Doing Good While Doing Well: The Unheralded Success of American Enterprise Funds
Over the last decade, Enterprise Funds have blazed a new path for development aid, merging public capital with private management to nurture businesses in new democracies. The costs are low and the results impressive; attention must be paid.
John P. Birkelund, the former Chief Executive of Dillon Read, is presently Senior Adviser to UBS Warburg LLC. He has served as Chairman of the Polish-American Enterprise Fund since its inception in 1990.
International economic assistance has been an important component of U.S. foreign policy for nearly a century, from the Hoover Relief Program and the Marshall Plan after the two world wars to the creation of the U.S. Agency for International Development (USAID) in 1962. All too often, however, foreign assistance has produced mixed results, thanks largely to a lack of focus and a lack of funding. USAID is a case in point: over time, the agency's original mission of supporting economic development to counterbalance worldwide communist pressures has been extended to include humanitarian and disaster relief; environmental, educational, and governmental reform; and even the encouragement of peace in the Middle East and democracy in the former Soviet states. The resulting lack of an overall strategy and objectively measurable criteria for success, together with the evaporation of the communist threat, has subjected USAID to persistent congressional criticism and a constant battle for appropriations.

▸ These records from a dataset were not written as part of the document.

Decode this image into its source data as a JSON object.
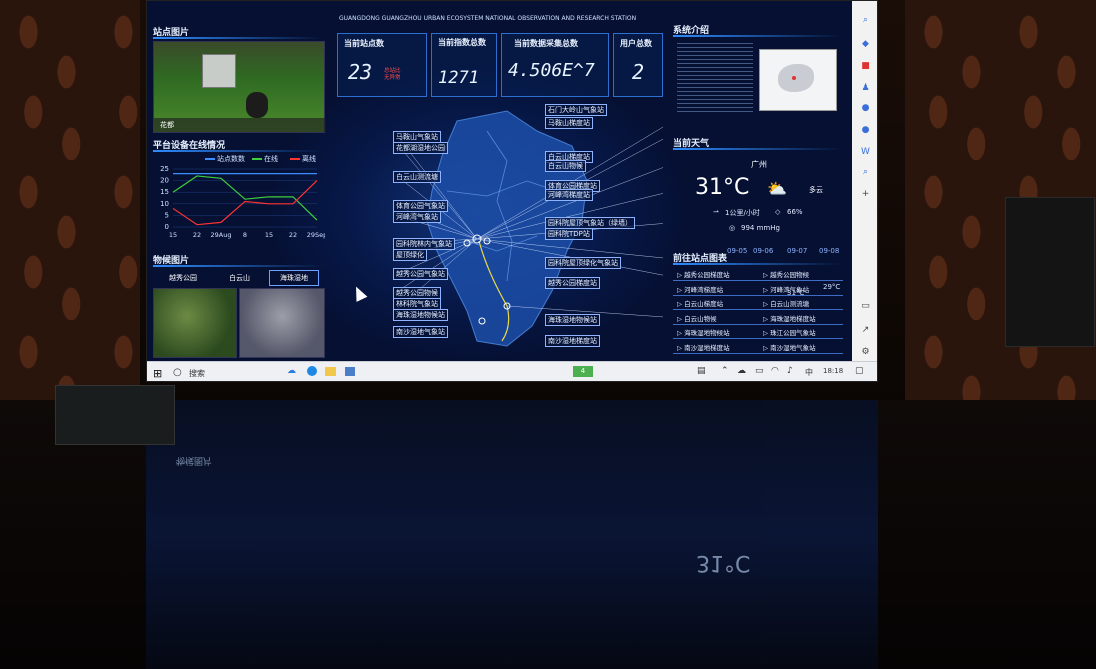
{
  "header": {
    "station_title": "GUANGDONG GUANGZHOU URBAN ECOSYSTEM NATIONAL OBSERVATION AND RESEARCH STATION"
  },
  "left": {
    "site_photo_title": "站点图片",
    "site_photo_caption": "花都",
    "online_title": "平台设备在线情况",
    "legend": [
      "站点数数",
      "在线",
      "离线"
    ],
    "phenology_title": "物候图片",
    "phenology_tabs": [
      "越秀公园",
      "白云山",
      "海珠湿地"
    ]
  },
  "stats": [
    {
      "label": "当前站点数",
      "value": "23",
      "note": "总站比\n无异常"
    },
    {
      "label": "当前指数总数",
      "value": "1271"
    },
    {
      "label": "当前数据采集总数",
      "value": "4.506E^7"
    },
    {
      "label": "用户总数",
      "value": "2"
    }
  ],
  "map_stations_left": [
    "马鞍山气象站",
    "花都湖湿地公园",
    "白云山测流塘",
    "体育公园气象站",
    "河峰湾气象站",
    "园科院林内气象站",
    "屋顶绿化",
    "越秀公园气象站",
    "越秀公园物候",
    "林科院气象站",
    "海珠湿地物候站",
    "南沙湿地气象站"
  ],
  "map_stations_right": [
    "石门大岭山气象站",
    "马鞍山梯度站",
    "白云山梯度站",
    "白云山物候",
    "体育公园梯度站",
    "河峰湾梯度站",
    "园科院屋顶气象站（绿墙）",
    "园科院TDP站",
    "园科院屋顶绿化气象站",
    "越秀公园梯度站",
    "海珠湿地物候站",
    "南沙湿地梯度站"
  ],
  "right": {
    "sys_title": "系统介绍",
    "weather_title": "当前天气",
    "city": "广州",
    "temp": "31°C",
    "condition": "多云",
    "wind": "1公里/小时",
    "humidity": "66%",
    "pressure": "994 mmHg",
    "forecast_dates": [
      "09-05",
      "09-06",
      "09-07",
      "09-08"
    ],
    "forecast_temps": [
      "31°C",
      "29°C"
    ],
    "goto_title": "前往站点图表",
    "goto_links": [
      [
        "越秀公园梯度站",
        "越秀公园物候"
      ],
      [
        "河峰湾梯度站",
        "河峰湾气象站"
      ],
      [
        "白云山梯度站",
        "白云山测流塘"
      ],
      [
        "白云山物候",
        "海珠湿地梯度站"
      ],
      [
        "海珠湿地物候站",
        "珠江公园气象站"
      ],
      [
        "南沙湿地梯度站",
        "南沙湿地气象站"
      ]
    ]
  },
  "chart_data": {
    "type": "line",
    "x": [
      "15",
      "22",
      "29Aug",
      "8",
      "15",
      "22",
      "29Sep"
    ],
    "ylim": [
      0,
      25
    ],
    "yticks": [
      0,
      5,
      10,
      15,
      20,
      25
    ],
    "series": [
      {
        "name": "站点数数",
        "color": "#3b8cff",
        "values": [
          23,
          23,
          23,
          23,
          23,
          23,
          23
        ]
      },
      {
        "name": "在线",
        "color": "#3ecf3e",
        "values": [
          15,
          22,
          21,
          12,
          13,
          13,
          3
        ]
      },
      {
        "name": "离线",
        "color": "#ff3333",
        "values": [
          8,
          1,
          2,
          11,
          10,
          10,
          20
        ]
      }
    ]
  },
  "taskbar": {
    "search_label": "搜索",
    "badge": "4",
    "ime": "中",
    "time": "18:18"
  },
  "colors": {
    "accent": "#2f8cff",
    "screen_bg": "#07194a"
  }
}
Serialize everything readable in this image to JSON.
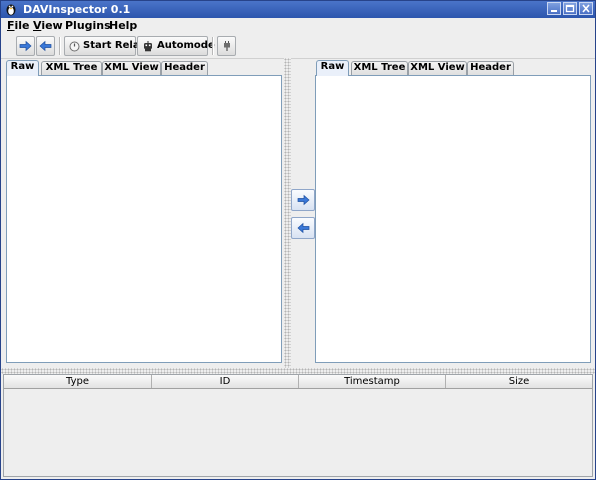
{
  "window": {
    "title": "DAVInspector 0.1"
  },
  "menu": {
    "file": {
      "first": "F",
      "rest": "ile"
    },
    "view": {
      "first": "V",
      "rest": "iew"
    },
    "plugins": {
      "first": "",
      "rest": "Plugins"
    },
    "help": {
      "first": "",
      "rest": "Help"
    }
  },
  "toolbar": {
    "start_relay_label": "Start Relay",
    "automode_label": "Automode"
  },
  "left_panel": {
    "tabs": [
      "Raw",
      "XML Tree",
      "XML View",
      "Header"
    ],
    "active_tab": "Raw",
    "content": ""
  },
  "right_panel": {
    "tabs": [
      "Raw",
      "XML Tree",
      "XML View",
      "Header"
    ],
    "active_tab": "Raw",
    "content": ""
  },
  "table": {
    "columns": [
      "Type",
      "ID",
      "Timestamp",
      "Size"
    ],
    "rows": []
  },
  "colors": {
    "titlebar": "#2c55ad",
    "arrow_blue": "#3a78d8",
    "editor_border": "#7f9db9"
  },
  "icons": {
    "forward": "arrow-right-icon",
    "back": "arrow-left-icon",
    "start_relay": "power-icon",
    "automode": "robot-icon",
    "plugin": "plug-icon"
  }
}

Against this often troubled backdrop, however, one extremely successful assistance program stands out: the American Enterprise Funds. Created by the George H.W. Bush administration in response to the demise of communism in central and eastern Europe, the funds are independent of USAID (except for reporting purposes) and are supervised instead by private boards of directors accountable to Congress. Their founding mission was to combine public capital and private management in organizations that would use business loans and investments to promote democracy and free enterprise in postcommunist states. Congress made the initial appropriations -- $240 million for Poland and $60 million for Hungary -- in late 1989, and the first funds were organized the following spring. Each was given a board comprising individuals with experience in business and government from the United States and the respective host country; the boards in turn recruited management teams and opened offices in the United States as well as in Warsaw and Budapest, respectively.